Ogni attimo perso in questa condizione sospesa, senza che si produca nulla di nuovo o si riesca davvero a rifiatare, fiacca qualunque velleità di costruzione di un nuovo pensiero. Servirebbe potersi concedere un momento di quiete reale, di riposo profondo, capace di farci risvegliare rigenerati nelle idee, pronti ad andare oltre il sussulto di una forma istintuale di sopravvivenza di fronte all’ennesimo pericolo.

Un altro futuro

Ma possiamo permettercelo il sonno? Nel mondo di oggi pare impossibile assopirsi e placare i problemi che si affastellano dinnanzi alla nostra confusa visione. Anche da spossati dobbiamo affrontarli, mentre siamo chiamati a ideare modi diversi e creativi per rigenerarci e costruire progetti per concepire l’alba di domani.

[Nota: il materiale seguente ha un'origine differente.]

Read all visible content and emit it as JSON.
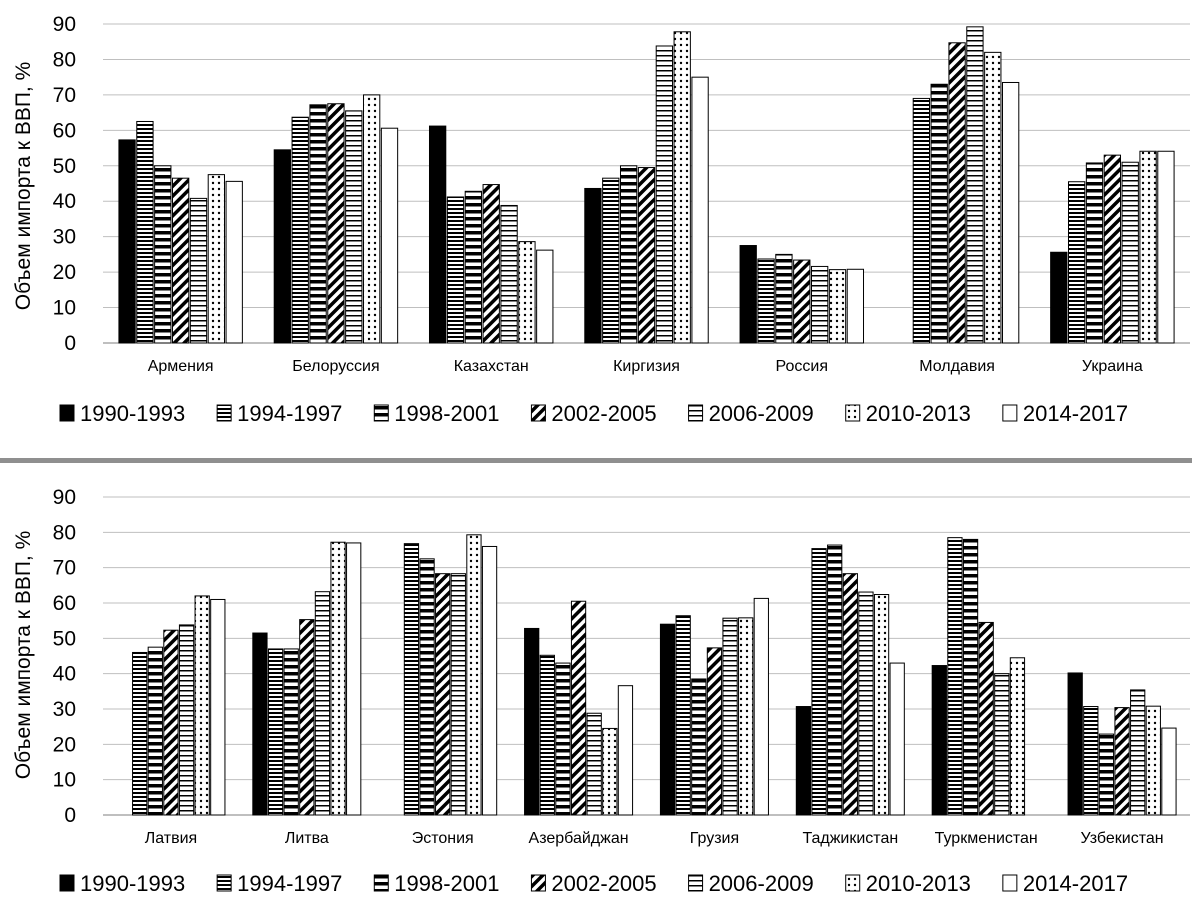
{
  "chart_data": [
    {
      "type": "bar",
      "ylabel": "Объем импорта к ВВП, %",
      "ylim": [
        0,
        90
      ],
      "yticks": [
        "0",
        "10",
        "20",
        "30",
        "40",
        "50",
        "60",
        "70",
        "80",
        "90"
      ],
      "grid": true,
      "legend_position": "bottom",
      "categories": [
        "Армения",
        "Белоруссия",
        "Казахстан",
        "Киргизия",
        "Россия",
        "Молдавия",
        "Украина"
      ],
      "series": [
        {
          "name": "1990-1993",
          "values": [
            57.3,
            54.5,
            61.2,
            43.6,
            27.5,
            null,
            25.6
          ]
        },
        {
          "name": "1994-1997",
          "values": [
            62.5,
            63.7,
            41.2,
            46.5,
            23.7,
            69.0,
            45.5
          ]
        },
        {
          "name": "1998-2001",
          "values": [
            50.0,
            67.2,
            42.8,
            50.0,
            25.0,
            73.0,
            50.8
          ]
        },
        {
          "name": "2002-2005",
          "values": [
            46.5,
            67.5,
            44.7,
            49.5,
            23.4,
            84.7,
            53.0
          ]
        },
        {
          "name": "2006-2009",
          "values": [
            40.8,
            65.5,
            38.8,
            83.8,
            21.6,
            89.2,
            51.0
          ]
        },
        {
          "name": "2010-2013",
          "values": [
            47.5,
            70.0,
            28.6,
            87.8,
            20.7,
            82.0,
            54.1
          ]
        },
        {
          "name": "2014-2017",
          "values": [
            45.6,
            60.6,
            26.2,
            75.0,
            20.8,
            73.5,
            54.1
          ]
        }
      ]
    },
    {
      "type": "bar",
      "ylabel": "Объем импорта к ВВП, %",
      "ylim": [
        0,
        90
      ],
      "yticks": [
        "0",
        "10",
        "20",
        "30",
        "40",
        "50",
        "60",
        "70",
        "80",
        "90"
      ],
      "grid": true,
      "legend_position": "bottom",
      "categories": [
        "Латвия",
        "Литва",
        "Эстония",
        "Азербайджан",
        "Грузия",
        "Таджикистан",
        "Туркменистан",
        "Узбекистан"
      ],
      "series": [
        {
          "name": "1990-1993",
          "values": [
            null,
            51.5,
            null,
            52.8,
            54.0,
            30.7,
            42.3,
            40.2
          ]
        },
        {
          "name": "1994-1997",
          "values": [
            46.0,
            47.0,
            76.8,
            45.2,
            56.4,
            75.4,
            78.5,
            30.7
          ]
        },
        {
          "name": "1998-2001",
          "values": [
            47.5,
            47.0,
            72.5,
            43.0,
            38.5,
            76.4,
            78.0,
            22.9
          ]
        },
        {
          "name": "2002-2005",
          "values": [
            52.3,
            55.3,
            68.3,
            60.5,
            47.3,
            68.3,
            54.5,
            30.4
          ]
        },
        {
          "name": "2006-2009",
          "values": [
            53.8,
            63.2,
            68.3,
            28.8,
            55.7,
            63.1,
            40.0,
            35.4
          ]
        },
        {
          "name": "2010-2013",
          "values": [
            62.0,
            77.2,
            79.3,
            24.5,
            55.8,
            62.4,
            44.5,
            30.8
          ]
        },
        {
          "name": "2014-2017",
          "values": [
            61.0,
            77.0,
            76.0,
            36.6,
            61.3,
            43.0,
            null,
            24.6
          ]
        }
      ]
    }
  ],
  "colors": {
    "bar_stroke": "#000000",
    "grid": "#bfbfbf",
    "axis": "#7f7f7f",
    "divider": "#8f8f8f"
  },
  "pattern_names": [
    "solid-black",
    "dense-horizontal-lines",
    "thick-horizontal-stripes",
    "diagonal-stripes",
    "horizontal-lines",
    "dotted",
    "white"
  ]
}
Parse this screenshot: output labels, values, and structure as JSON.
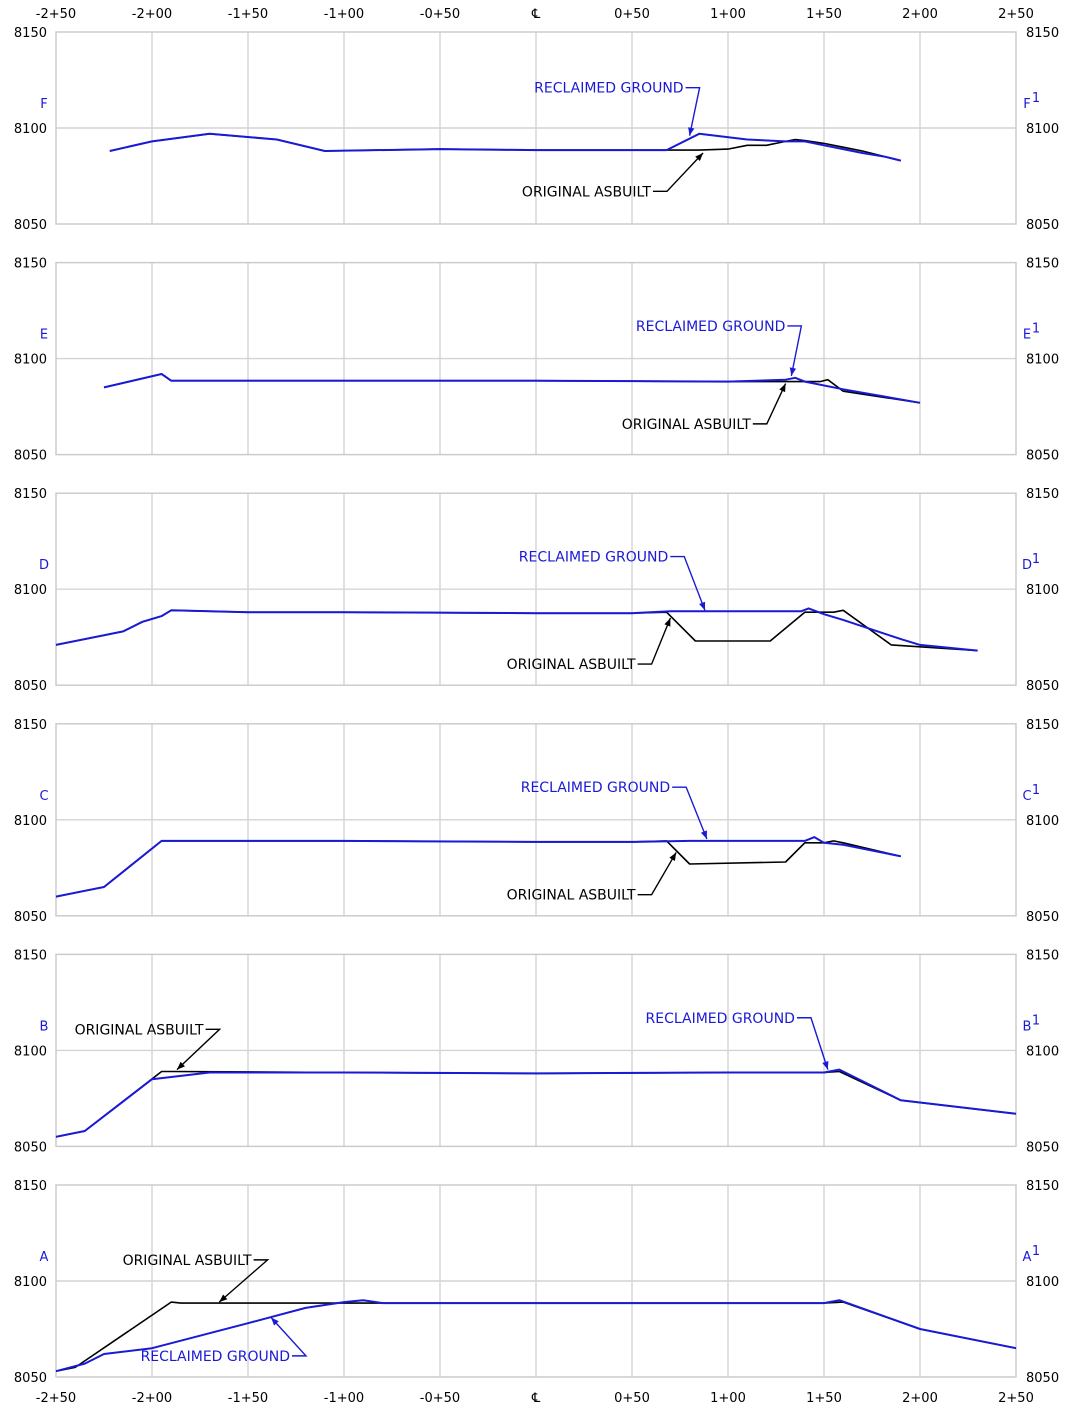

Forse, per scuoterci, dobbiamo convincerci che il Palazzo d’Inverno da assaltare oggi è proprio quella nostra incapacità di generare nuovo pensiero. Raccogliere le ultime forze per alzarci dal divano e immergere la faccia nell’acqua gelida della consapevolezza. Se non sarà il letto, allora dovrà essere il “mondo fuori” ad accoglierci: quello dove non si può che guardare lontano e provare a immaginare un altro futuro.